With its multifaceted cloud business leading the way, IBM's "strategic imperatives"—cloud, security, analytics and mobile—grew 14% in the fourth quarter and now account for close to 50% of the company's revenue.

This type of resurgence in the dynamic and rapidly evolving tech sector is supposed to be impossible—for several years now, the prophets of doom have been saying IBM had lost its way, couldn't afford to invest in advanced technology, was overinvested in services, didn't get the cloud, and was hopelessly trapped in a death spiral.

But proving yet again that conventional wisdom in today's unconventional enterprise-IT world is utterly worthless, IBM reported growth across the board and projected continued growth throughout 2018.

And Rometty solidified her reputation as not only a courageous CEO willing to take on the near-impossible task of turning around a slumping giant, but also as a visionary strategist who several years ago set a bold new vision for the company centered on powerful new technologies, defied critics who said IBM should be sold off in pieces, and forcefully recreated IBM as one of the world's pre-eminent sources of innovation and business value.

"During 2017, we strengthened our position as the leading enterprise cloud provider and established IBM as the blockchain leader for business," Rometty said in a press release announcing its financial results, adding that IBM is "uniquely positioned to help clients use data and AI to build smarter businesses."

"Strengthened," indeed.
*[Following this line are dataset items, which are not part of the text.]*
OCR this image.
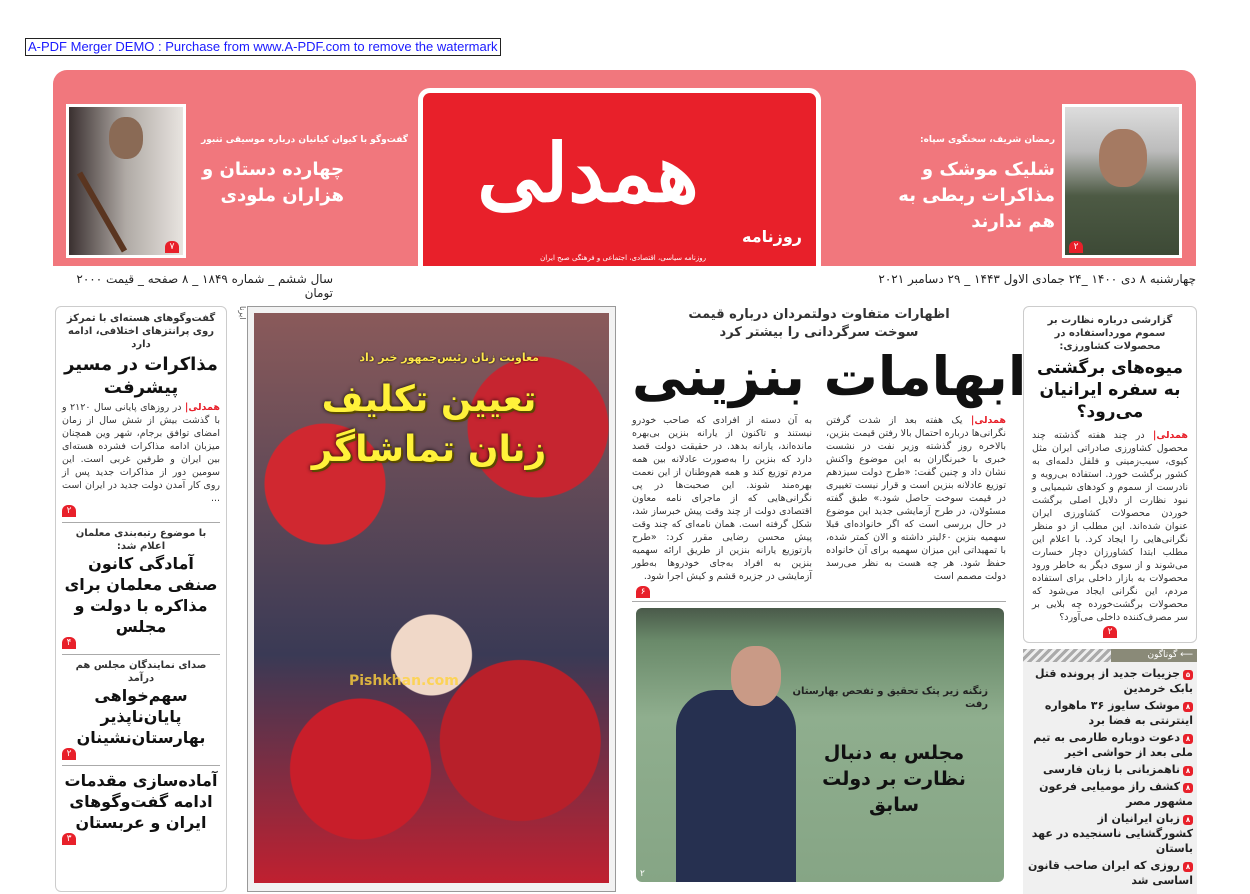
A-PDF Merger DEMO : Purchase from www.A-PDF.com to remove the watermark
۲
رمضان شریف، سخنگوی سپاه:
شلیک موشک و مذاکرات ربطی به هم ندارند
۷
گفت‌وگو با کیوان کیانیان درباره موسیقی تنبور
چهارده دستان و هزاران ملودی	همدلی
روزنامه
روزنامه سیاسی، اقتصادی، اجتماعی و فرهنگی صبح ایران
چهارشنبه ۸ دی ۱۴۰۰ _۲۴ جمادی الاول ۱۴۴۳ _ ۲۹ دسامبر ۲۰۲۱
سال ششم _ شماره ۱۸۴۹ _ ۸ صفحه _ قیمت ۲۰۰۰ تومان
گفت‌وگوهای هسته‌ای با تمرکز روی پرانتزهای اختلافی، ادامه دارد
مذاکرات در مسیر پیشرفت
همدلی| در روزهای پایانی سال ۲۱۲۰ و با گذشت بیش از شش سال از زمان امضای توافق برجام، شهر وین همچنان میزبان ادامه مذاکرات فشرده هسته‌ای بین ایران و طرفین غربی است. این سومین دور از مذاکرات جدید پس از روی کار آمدن دولت جدید در ایران است ...
۲
با موضوع رتبه‌بندی معلمان اعلام شد:
آمادگی کانون صنفی معلمان برای مذاکره با دولت و مجلس
۴
صدای نمایندگان مجلس هم درآمد
سهم‌خواهی پایان‌ناپذیر بهارستان‌نشینان
۲
آماده‌سازی مقدمات ادامه گفت‌وگوهای ایران و عربستان
۳
ایرنا
معاونت زنان رئیس‌جمهور خبر داد
تعیین تکلیف زنان تماشاگر
Pishkhan.com
اظهارات متفاوت دولتمردان درباره قیمت سوخت سرگردانی را بیشتر کرد
ابهامات بنزینی
همدلی| یک هفته بعد از شدت گرفتن نگرانی‌ها درباره احتمال بالا رفتن قیمت بنزین، بالاخره روز گذشته وزیر نفت در نشست خبری با خبرنگاران به این موضوع واکنش نشان داد و چنین گفت: «طرح دولت سیزدهم توزیع عادلانه بنزین است و قرار نیست تغییری در قیمت سوخت حاصل شود.» طبق گفته مسئولان، در طرح آزمایشی جدید این موضوع در حال بررسی است که اگر خانواده‌ای قبلا سهمیه بنزین ۶۰لیتر داشته و الان کمتر شده، با تمهیداتی این میزان سهمیه برای آن خانواده حفظ شود. هر چه هست به نظر می‌رسد دولت مصمم است
به آن دسته از افرادی که صاحب خودرو نیستند و تاکنون از یارانه بنزین بی‌بهره مانده‌اند، یارانه بدهد. در حقیقت دولت قصد دارد که بنزین را به‌صورت عادلانه بین همه مردم توزیع کند و همه هم‌وطنان از این نعمت بهره‌مند شوند. این صحبت‌ها در پی نگرانی‌هایی که از ماجرای نامه معاون اقتصادی دولت از چند وقت پیش خبرساز شد، شکل گرفته است. همان نامه‌ای که چند وقت پیش محسن رضایی مقرر کرد: «طرح بازتوزیع یارانه بنزین از طریق ارائه سهمیه بنزین به افراد به‌جای خودروها به‌طور آزمایشی در جزیره قشم و کیش اجرا شود.
۶
زنگنه زیر پتک تحقیق و تفحص بهارستان رفت
مجلس به دنبال نظارت بر دولت سابق
۲
گزارشی درباره نظارت بر سموم مورداستفاده در محصولات کشاورزی:
میوه‌های برگشتی به سفره ایرانیان می‌رود؟
همدلی| در چند هفته گذشته چند محصول کشاورزی صادراتی ایران مثل کیوی، سیب‌زمینی و فلفل دلمه‌ای به کشور برگشت خورد. استفاده بی‌رویه و نادرست از سموم و کودهای شیمیایی و نبود نظارت از دلایل اصلی برگشت خوردن محصولات کشاورزی ایران عنوان شده‌اند. این مطلب از دو منظر نگرانی‌هایی را ایجاد کرد. با اعلام این مطلب ابتدا کشاورزان دچار خسارت می‌شوند و از سوی دیگر به خاطر ورود محصولات به بازار داخلی برای استفاده مردم، این نگرانی ایجاد می‌شود که محصولات برگشت‌خورده چه بلایی بر سر مصرف‌کننده داخلی می‌آورد؟
۲
⟵ گوناگون
۵جزییات جدید از پرونده قتل بابک خرمدین
۸موشک سایوز ۳۶ ماهواره اینترنتی به فضا برد
۸دعوت دوباره طارمی به تیم ملی بعد از حواشی اخیر
۸ناهمزبانی با زبان فارسی
۸کشف راز مومیایی فرعون مشهور مصر
۸زبان ایرانیان از کشورگشایی ناسنجیده در عهد باستان
۸روزی که ایران صاحب قانون اساسی شد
In the red-hot enterprise-cloud sector, here are some highlights of what IBM achieved in the fourth quarter and for all of 2017 as it defied the doomsayers and joined Microsoft and Amazon among the three biggest and most-influential cloud vendors.

  • The "as a service" portion of IBM's cloud business posted revenue for the year of $9.3 billion. Looking forward and based on Q4 results, that "as a service" slice of the cloud business is on a $10.3 billion run rate, indicating that Q4 as-a-service revenue was $2.575 billion.
  • Within that "as a service" segment, IBM's SaaS business grew 30% for the fourth quarter.
  • The other part of IBM's cloud business—what I call its "cloud-conversion" business—had 2017 revenue of $7.8 billion. (IBM defines this segment as "hardware, software and services to enable IBM clients to implement comprehensive cloud solutions.")
  • Revenue for the four "strategic imperatives" cited above rose 11% to $36.5 billion.
  • "2018 will be all about reinforcing IBM's leadership position in key high-value segments of the IT industry, including cloud, AI, security and blockchain," said CFO and senior vice-president James Kavanaugh in the press release.
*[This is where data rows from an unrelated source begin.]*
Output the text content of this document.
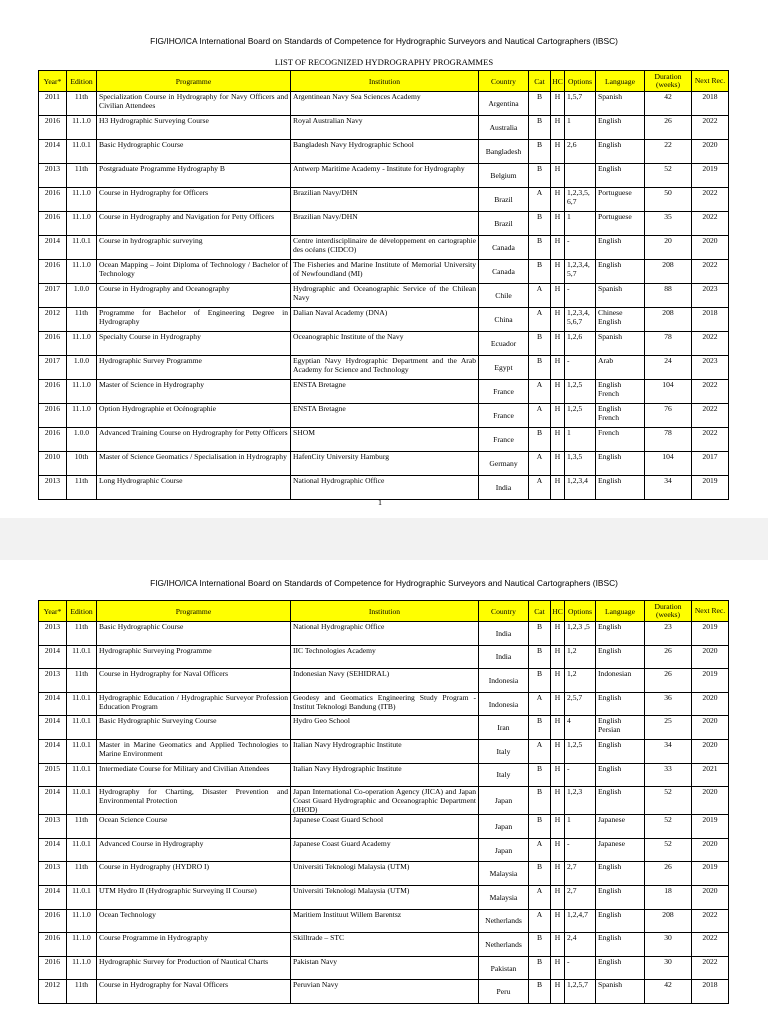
FIG/IHO/ICA International Board on Standards of Competence for Hydrographic Surveyors and Nautical Cartographers (IBSC)
LIST OF RECOGNIZED HYDROGRAPHY PROGRAMMES
Year*	Edition	Programme	Institution	Country	Cat	HC	Options	Language	Duration (weeks)	Next Rec.
2011	11th	Specialization Course in Hydrography for Navy Officers and Civilian Attendees	Argentinean Navy Sea Sciences Academy	Argentina	B	H	1,5,7	Spanish	42	2018
2016	11.1.0	H3 Hydrographic Surveying Course	Royal Australian Navy	Australia	B	H	1	English	26	2022
2014	11.0.1	Basic Hydrographic Course	Bangladesh Navy Hydrographic School	Bangladesh	B	H	2,6	English	22	2020
2013	11th	Postgraduate Programme Hydrography B	Antwerp Maritime Academy - Institute for Hydrography	Belgium	B	H		English	52	2019
2016	11.1.0	Course in Hydrography for Officers	Brazilian Navy/DHN	Brazil	A	H	1,2,3,5, 6,7	Portuguese	50	2022
2016	11.1.0	Course in Hydrography and Navigation for Petty Officers	Brazilian Navy/DHN	Brazil	B	H	1	Portuguese	35	2022
2014	11.0.1	Course in hydrographic surveying	Centre interdisciplinaire de développement en cartographie des océans (CIDCO)	Canada	B	H	-	English	20	2020
2016	11.1.0	Ocean Mapping – Joint Diploma of Technology / Bachelor of Technology	The Fisheries and Marine Institute of Memorial University of Newfoundland (MI)	Canada	B	H	1,2,3,4, 5,7	English	208	2022
2017	1.0.0	Course in Hydrography and Oceanography	Hydrographic and Oceanographic Service of the Chilean Navy	Chile	A	H	-	Spanish	88	2023
2012	11th	Programme for Bachelor of Engineering Degree in Hydrography	Dalian Naval Academy (DNA)	China	A	H	1,2,3,4, 5,6,7	Chinese English	208	2018
2016	11.1.0	Specialty Course in Hydrography	Oceanographic Institute of the Navy	Ecuador	B	H	1,2,6	Spanish	78	2022
2017	1.0.0	Hydrographic Survey Programme	Egyptian Navy Hydrographic Department and the Arab Academy for Science and Technology	Egypt	B	H	-	Arab	24	2023
2016	11.1.0	Master of Science in Hydrography	ENSTA Bretagne	France	A	H	1,2,5	English French	104	2022
2016	11.1.0	Option Hydrographie et Océnographie	ENSTA Bretagne	France	A	H	1,2,5	English French	76	2022
2016	1.0.0	Advanced Training Course on Hydrography for Petty Officers	SHOM	France	B	H	1	French	78	2022
2010	10th	Master of Science Geomatics / Specialisation in Hydrography	HafenCity University Hamburg	Germany	A	H	1,3,5	English	104	2017
2013	11th	Long Hydrographic Course	National Hydrographic Office	India	A	H	1,2,3,4	English	34	2019
1
FIG/IHO/ICA International Board on Standards of Competence for Hydrographic Surveyors and Nautical Cartographers (IBSC)
Year*	Edition	Programme	Institution	Country	Cat	HC	Options	Language	Duration (weeks)	Next Rec.
2013	11th	Basic Hydrographic Course	National Hydrographic Office	India	B	H	1,2,3 ,5	English	23	2019
2014	11.0.1	Hydrographic Surveying Programme	IIC Technologies Academy	India	B	H	1,2	English	26	2020
2013	11th	Course in Hydrography for Naval Officers	Indonesian Navy (SEHIDRAL)	Indonesia	B	H	1,2	Indonesian	26	2019
2014	11.0.1	Hydrographic Education / Hydrographic Surveyor Profession Education Program	Geodesy and Geomatics Engineering Study Program - Institut Teknologi Bandung (ITB)	Indonesia	A	H	2,5,7	English	36	2020
2014	11.0.1	Basic Hydrographic Surveying Course	Hydro Geo School	Iran	B	H	4	English Persian	25	2020
2014	11.0.1	Master in Marine Geomatics and Applied Technologies to Marine Environment	Italian Navy Hydrographic Institute	Italy	A	H	1,2,5	English	34	2020
2015	11.0.1	Intermediate Course for Military and Civilian Attendees	Italian Navy Hydrographic Institute	Italy	B	H	-	English	33	2021
2014	11.0.1	Hydrography for Charting, Disaster Prevention and Environmental Protection	Japan International Co-operation Agency (JICA) and Japan Coast Guard Hydrographic and Oceanographic Department (JHOD)	Japan	B	H	1,2,3	English	52	2020
2013	11th	Ocean Science Course	Japanese Coast Guard School	Japan	B	H	1	Japanese	52	2019
2014	11.0.1	Advanced Course in Hydrography	Japanese Coast Guard Academy	Japan	A	H	-	Japanese	52	2020
2013	11th	Course in Hydrography (HYDRO I)	Universiti Teknologi Malaysia (UTM)	Malaysia	B	H	2,7	English	26	2019
2014	11.0.1	UTM Hydro II (Hydrographic Surveying II Course)	Universiti Teknologi Malaysia (UTM)	Malaysia	A	H	2,7	English	18	2020
2016	11.1.0	Ocean Technology	Maritiem Instituut Willem Barentsz	Netherlands	A	H	1,2,4,7	English	208	2022
2016	11.1.0	Course Programme in Hydrography	Skilltrade – STC	Netherlands	B	H	2,4	English	30	2022
2016	11.1.0	Hydrographic Survey for Production of Nautical Charts	Pakistan Navy	Pakistan	B	H	-	English	30	2022
2012	11th	Course in Hydrography for Naval Officers	Peruvian Navy	Peru	B	H	1,2,5,7	Spanish	42	2018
And in an internal move that will create huge new scaling capabilities for the IBM Cloud, senior vice-president Martin Schroeter said on the earnings call that IBM would be moving its massive services business—the current backlog is $120 billion—onto the IBM Cloud platform.
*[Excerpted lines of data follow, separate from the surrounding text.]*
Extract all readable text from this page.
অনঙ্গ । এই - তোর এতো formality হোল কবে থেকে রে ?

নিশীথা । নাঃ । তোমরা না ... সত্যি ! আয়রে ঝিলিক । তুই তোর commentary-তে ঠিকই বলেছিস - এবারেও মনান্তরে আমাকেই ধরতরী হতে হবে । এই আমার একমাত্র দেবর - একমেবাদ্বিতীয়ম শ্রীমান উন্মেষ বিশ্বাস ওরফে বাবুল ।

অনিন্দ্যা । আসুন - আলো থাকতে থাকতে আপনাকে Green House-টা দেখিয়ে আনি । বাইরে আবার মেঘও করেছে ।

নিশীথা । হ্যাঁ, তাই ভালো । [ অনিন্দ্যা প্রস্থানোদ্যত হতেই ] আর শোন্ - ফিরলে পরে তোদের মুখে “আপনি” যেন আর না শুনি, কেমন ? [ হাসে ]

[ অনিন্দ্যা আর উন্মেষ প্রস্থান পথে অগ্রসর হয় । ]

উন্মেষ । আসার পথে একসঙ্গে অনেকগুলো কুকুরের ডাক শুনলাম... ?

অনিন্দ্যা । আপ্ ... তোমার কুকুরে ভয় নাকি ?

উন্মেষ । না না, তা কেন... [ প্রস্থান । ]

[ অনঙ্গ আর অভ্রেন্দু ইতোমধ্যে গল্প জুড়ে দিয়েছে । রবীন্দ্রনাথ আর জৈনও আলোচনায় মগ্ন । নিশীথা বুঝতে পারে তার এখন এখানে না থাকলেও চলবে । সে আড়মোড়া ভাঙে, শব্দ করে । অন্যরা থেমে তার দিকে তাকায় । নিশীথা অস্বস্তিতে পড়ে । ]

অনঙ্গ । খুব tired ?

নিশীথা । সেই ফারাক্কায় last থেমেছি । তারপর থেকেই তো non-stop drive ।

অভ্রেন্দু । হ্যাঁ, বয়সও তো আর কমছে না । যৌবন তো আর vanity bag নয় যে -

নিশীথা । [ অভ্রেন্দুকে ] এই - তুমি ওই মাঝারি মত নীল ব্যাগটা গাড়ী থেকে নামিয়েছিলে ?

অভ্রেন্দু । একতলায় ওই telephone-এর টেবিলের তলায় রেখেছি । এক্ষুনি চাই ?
"So not only are we building and moving new SaaS properties into the cloud—which have great margins—and not only are we building our Platform as a Service and building ecosystems around that, but we also have north of $120 billion backlog in our services business that we're in the process of moving to the cloud," Schroeter told the analysts per the earnings-call transcript on SeekingAlpha.com.

"So when we talk scale, we're moving our whole services platform on to the IBM Cloud, and that's going to give us the scale we need, not just for that infrastructure layer but it's going to give us the scale we need to manage applications, it's going to give us to scale we need to deliver SaaS as effectively as possible and efficiently as possible. So we've got a lot of scale coming our way."

So IBM is not just "back"—IBM's now one of the big dogs in the new high-stakes world of modern enterprise IT centered on how cloud, AI, blockchain, machine learning, and advanced cybersecurity can help businesses get, manage and exploit data to make better decisions, dazzle customers and trounce competitors.

And IBM fully deserves to be regarded as one of the Big Three in the Cloud Wars along with Microsoft and Amazon.